I got recruited for my first acquisition because I type fast:
Early in my storage career, my District Manager asked me a weird question:
“How many words per minute can you type?”
I told him 78 WPM.
He looked at me and said:
“Pack a bag. You’re coming with me and the Regional for an acquisition.”
I was stoked.
I pictured big strategy meetings… clipboards… site walks… “adult” stuff.
We did a quick walk of the property and headed to the office.
Then I realized something.
There was no computer.
Like… no computer at all.
They were running the site with punch cards and a ledger book.
And here’s the crazy part…
It actually worked.
It wasn’t pretty, but the system made sense. The manager knew their tenants. The ledger balanced. The operation had muscle memory.
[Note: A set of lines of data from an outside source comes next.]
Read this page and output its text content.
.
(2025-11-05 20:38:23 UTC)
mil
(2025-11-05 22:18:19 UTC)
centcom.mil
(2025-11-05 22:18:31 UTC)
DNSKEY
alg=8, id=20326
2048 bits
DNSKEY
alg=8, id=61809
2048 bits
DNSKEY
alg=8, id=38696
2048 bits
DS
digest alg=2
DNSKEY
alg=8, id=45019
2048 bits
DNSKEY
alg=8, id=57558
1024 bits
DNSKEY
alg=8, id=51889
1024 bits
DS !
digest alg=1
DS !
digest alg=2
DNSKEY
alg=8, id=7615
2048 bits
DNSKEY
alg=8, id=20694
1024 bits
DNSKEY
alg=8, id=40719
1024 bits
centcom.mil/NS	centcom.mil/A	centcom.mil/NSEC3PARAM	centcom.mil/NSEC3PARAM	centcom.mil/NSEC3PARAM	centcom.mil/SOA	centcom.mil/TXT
So what did my 78 WPM get me?
3 days typing the entire file cabinet into SiteLink.
Unit by unit. Tenant by tenant.
Not glamorous.
Not exciting.
But absolutely necessary.
Because this is what nobody talks about in operations:
The “boring cleanup” is what separates clean ops from chaos.
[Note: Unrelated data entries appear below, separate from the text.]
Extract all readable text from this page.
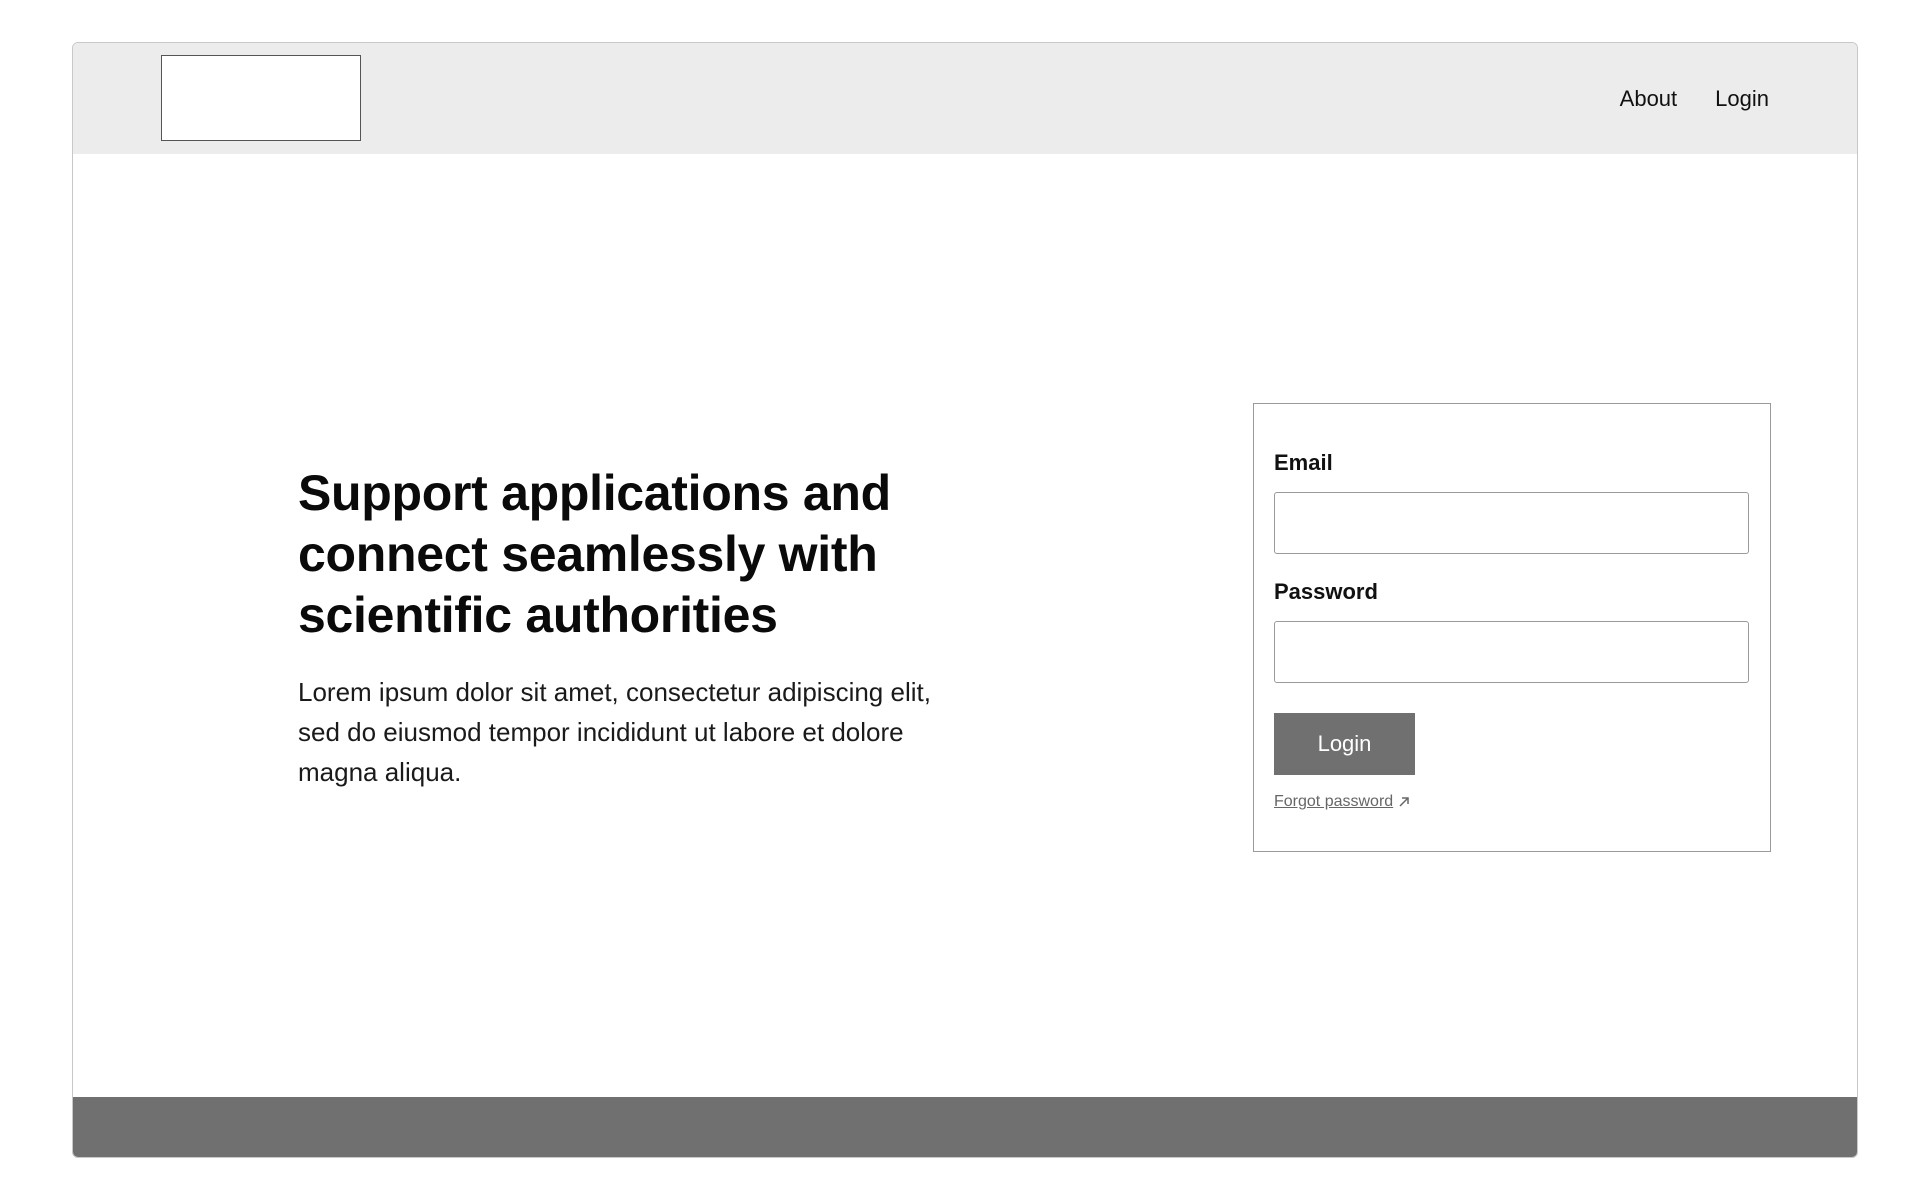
About Login
Support applications and connect seamlessly with scientific authorities

Lorem ipsum dolor sit amet, consectetur adipiscing elit, sed do eiusmod tempor incididunt ut labore et dolore magna aliqua.

Email
Password
Login
Forgot password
It’s not the big speeches.
It’s not the fancy dashboards.
It’s the simple foundation work that makes everything else possible:
clean tenant data
correct rates
accurate unit attributes
real reporting
fewer downstream fires
Progress doesn’t come from perfection.
It is built through a solid foundation of simple accurate work.
What’s the most unglamorous thing you’ve done that made the business better?